Cependant les discussions entre pairs dans les groupements de professionnels de management de projet (Afitep, Chapitre Ile-de-France du PMI ou Groupe de travail de l’Afnor) permettent de savoir que les structures organisationnelles installées dans le but d’améliorer la performance des projets ne se maintiennent pas toujours dans la durée et parfois même ne donnent pas les résultats escomptés. En particulier, les principaux outils ou méthodes pour la maîtrise des projets par l’organisation demandent une implication très forte de la direction de l’organisation qui n’est pas toujours possible sur le long terme pour des projets à enjeux moyens.

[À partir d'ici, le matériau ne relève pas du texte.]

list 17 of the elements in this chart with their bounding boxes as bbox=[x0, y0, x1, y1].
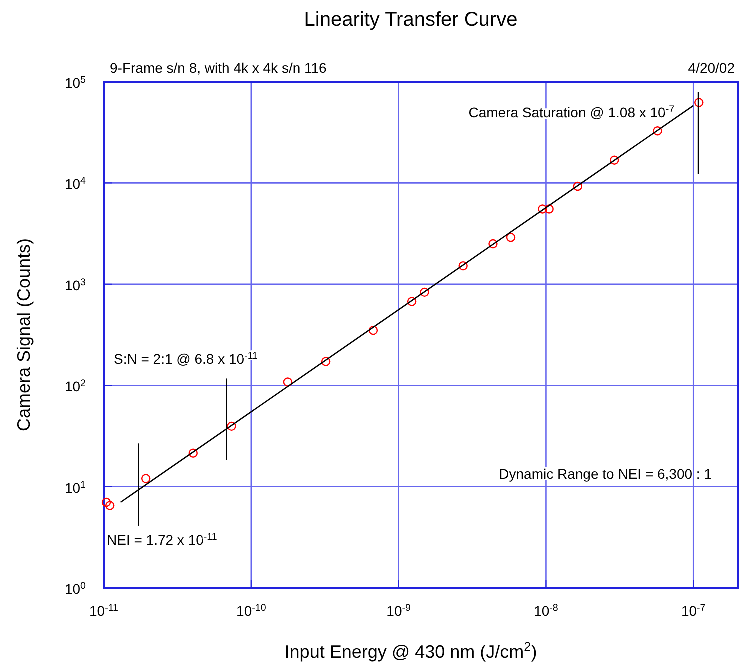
y-tick-label: 10$^{3}$ bbox=[64, 276, 87, 294]
y-tick-label: 10$^{2}$ bbox=[64, 378, 86, 395]
x-axis-title: Input Energy @ 430 nm (J/cm$^{2}$) bbox=[284, 640, 538, 662]
x-tick-label: 10$^{-11}$ bbox=[89, 602, 119, 619]
y-tick-label: 10$^{1}$ bbox=[64, 479, 86, 496]
y-axis-title: Camera Signal (Counts) bbox=[14, 238, 34, 432]
chart-subtitle: 9-Frame s/n 8, with 4k x 4k s/n 116 bbox=[110, 60, 328, 76]
annotation: NEI = 1.72 x 10$^{-11}$ bbox=[107, 532, 218, 548]
x-tick-label: 10$^{-9}$ bbox=[386, 602, 411, 619]
text: 4/20/02 bbox=[688, 60, 736, 76]
y-tick-label: 10$^{4}$ bbox=[64, 176, 87, 192]
x-tick-label: 10$^{-8}$ bbox=[534, 602, 559, 619]
y-tick-label: 10$^{0}$ bbox=[64, 580, 87, 597]
x-tick-label: 10$^{-10}$ bbox=[236, 602, 267, 619]
chart-title: Linearity Transfer Curve bbox=[304, 9, 518, 31]
x-tick-label: 10$^{-7}$ bbox=[681, 602, 706, 619]
y-tick-label: 10$^{5}$ bbox=[64, 74, 87, 91]
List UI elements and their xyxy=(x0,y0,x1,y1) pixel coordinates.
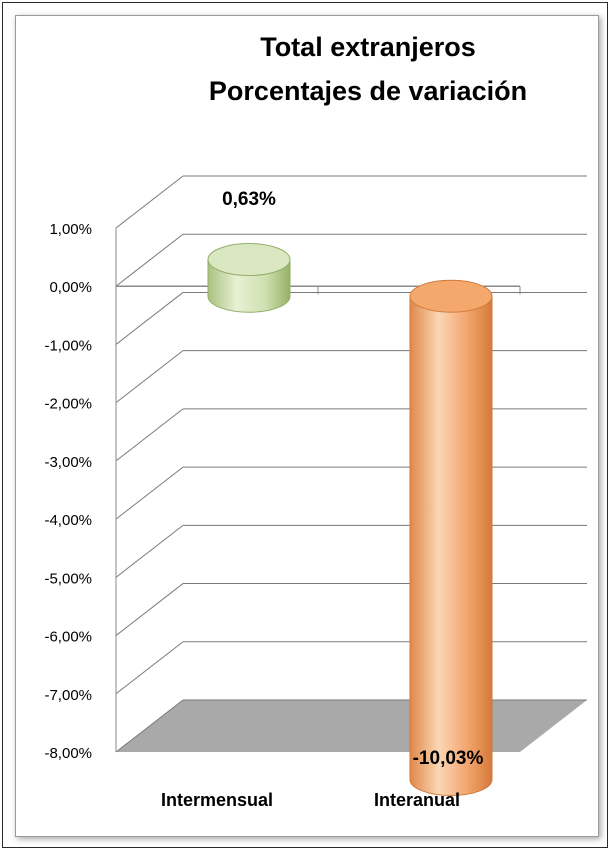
y-tick-label: -6,00% xyxy=(44,629,92,646)
y-tick-label: -7,00% xyxy=(44,687,92,704)
data-label-interanual: -10,03% xyxy=(413,748,484,769)
bar-intermensual xyxy=(207,243,291,313)
y-tick-label: 1,00% xyxy=(49,221,92,238)
gridline-side xyxy=(115,466,184,520)
gridline-side xyxy=(115,233,184,287)
bar-top xyxy=(207,243,291,277)
chart-title-line-2: Porcentajes de variación xyxy=(209,76,527,106)
y-tick-label: -8,00% xyxy=(44,745,92,762)
gridline-side xyxy=(115,408,184,462)
data-label-intermensual: 0,63% xyxy=(222,189,276,210)
y-tick-label: -5,00% xyxy=(44,570,92,587)
gridline-side xyxy=(115,524,184,578)
y-tick-label: -3,00% xyxy=(44,454,92,471)
gridline-side xyxy=(115,292,184,345)
bar-interanual xyxy=(409,279,493,796)
y-tick-label: -1,00% xyxy=(44,337,92,354)
category-label-interanual: Interanual xyxy=(374,790,460,810)
chart-floor xyxy=(116,700,587,752)
gridline-side xyxy=(115,350,184,404)
y-tick-label: 0,00% xyxy=(49,279,92,296)
bar-body xyxy=(409,295,493,796)
category-label-intermensual: Intermensual xyxy=(161,790,273,810)
gridline-side xyxy=(115,175,184,229)
y-tick-label: -2,00% xyxy=(44,396,92,413)
gridline-side xyxy=(115,641,184,695)
bar-top xyxy=(409,279,493,313)
gridline-side xyxy=(115,583,184,636)
gridline-side xyxy=(115,699,184,753)
y-tick-label: -4,00% xyxy=(44,512,92,529)
chart-title-line-1: Total extranjeros xyxy=(260,32,476,62)
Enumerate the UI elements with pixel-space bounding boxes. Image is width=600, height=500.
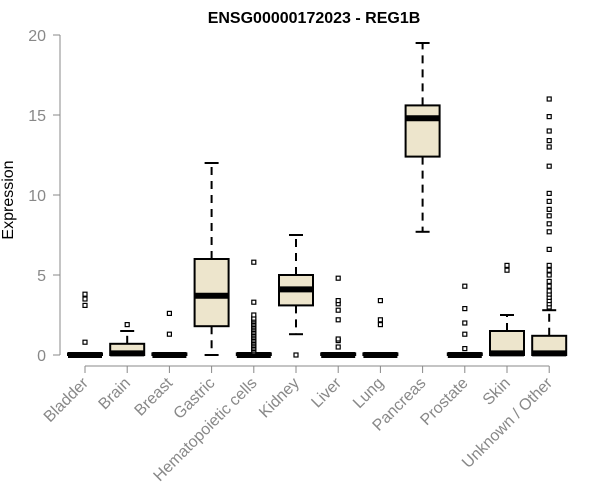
- outlier-point: [546, 229, 552, 235]
- outlier-point: [82, 291, 88, 297]
- outlier-point: [462, 346, 468, 352]
- outlier-point: [335, 275, 341, 281]
- outlier-point: [335, 344, 341, 350]
- outlier-point: [462, 306, 468, 312]
- x-tick-label: Brain: [96, 375, 134, 413]
- outlier-point: [82, 296, 88, 302]
- outlier-point: [546, 221, 552, 227]
- box-prostate: [446, 283, 483, 358]
- box-kidney: [278, 234, 314, 358]
- outlier-point: [377, 317, 383, 323]
- x-tick-label: Bladder: [41, 374, 92, 425]
- outlier-point: [546, 213, 552, 219]
- outlier-point: [462, 283, 468, 289]
- outlier-point: [462, 331, 468, 337]
- outlier-point: [335, 317, 341, 323]
- outlier-point: [546, 246, 552, 252]
- outlier-point: [546, 198, 552, 204]
- outlier-point: [546, 267, 552, 273]
- outlier-point: [546, 206, 552, 212]
- outlier-point: [504, 267, 510, 273]
- outlier-point: [335, 307, 341, 313]
- x-tick-label: Prostate: [417, 375, 471, 429]
- box-pancreas: [404, 42, 441, 233]
- x-tick-label: Breast: [132, 374, 177, 419]
- outlier-point: [335, 298, 341, 304]
- x-tick-label: Liver: [308, 374, 345, 411]
- y-tick-label: 5: [37, 268, 46, 285]
- outlier-point: [546, 144, 552, 150]
- outlier-point: [504, 262, 510, 268]
- outlier-point: [377, 322, 383, 328]
- box-breast: [151, 310, 188, 358]
- outlier-point: [82, 302, 88, 308]
- outlier-point: [546, 96, 552, 102]
- box-hematopoietic-cells: [235, 259, 272, 358]
- outlier-point: [546, 272, 552, 278]
- outlier-point: [251, 312, 257, 318]
- y-tick-label: 15: [28, 108, 46, 125]
- outlier-point: [546, 288, 552, 294]
- outlier-point: [124, 322, 130, 328]
- outlier-point: [546, 278, 552, 284]
- outlier-point: [546, 113, 552, 120]
- box-body: [193, 258, 230, 328]
- box-body: [404, 104, 441, 158]
- box-unknown-other: [531, 96, 568, 357]
- x-tick-label: Kidney: [256, 375, 303, 422]
- outlier-point: [546, 190, 552, 196]
- outlier-point: [377, 298, 383, 304]
- box-liver: [320, 275, 357, 358]
- box-gastric: [193, 162, 230, 356]
- y-tick-label: 10: [28, 188, 46, 205]
- x-tick-label: Skin: [480, 375, 514, 409]
- outlier-point: [546, 262, 552, 268]
- y-tick-label: 20: [28, 28, 46, 45]
- outlier-point: [166, 310, 172, 316]
- box-skin: [489, 262, 525, 357]
- outlier-point: [251, 259, 257, 265]
- box-lung: [362, 298, 399, 358]
- outlier-point: [546, 283, 552, 289]
- box-bladder: [67, 291, 103, 358]
- outlier-point: [546, 128, 552, 134]
- y-tick-label: 0: [37, 348, 46, 365]
- outlier-point: [166, 331, 172, 337]
- x-tick-label: Lung: [350, 375, 387, 412]
- outlier-point: [82, 339, 88, 345]
- outlier-point: [546, 163, 552, 169]
- outlier-point: [293, 352, 299, 358]
- chart-title: ENSG00000172023 - REG1B: [208, 10, 421, 27]
- boxes-group: [67, 42, 568, 358]
- outlier-point: [462, 320, 468, 326]
- outlier-point: [251, 299, 257, 305]
- y-axis: 0 5 10 15 20: [28, 28, 61, 365]
- y-axis-title: Expression: [0, 160, 17, 239]
- outlier-point: [335, 336, 341, 342]
- outlier-point: [546, 138, 552, 144]
- box-brain: [109, 322, 146, 357]
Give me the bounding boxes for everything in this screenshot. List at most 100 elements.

Une nouvelle méthode pour rechercher la performance des projets serait nécessaire plus particulièrement pour les organisations qui mènent des projets internes.

Pour cela, il convient de commencer par un état de l’art des approches pour la performance des projets d’une organisation, de manière à confirmer le besoin et déterminer les problématiques de recherche associées. C’est l’objet de cette partie.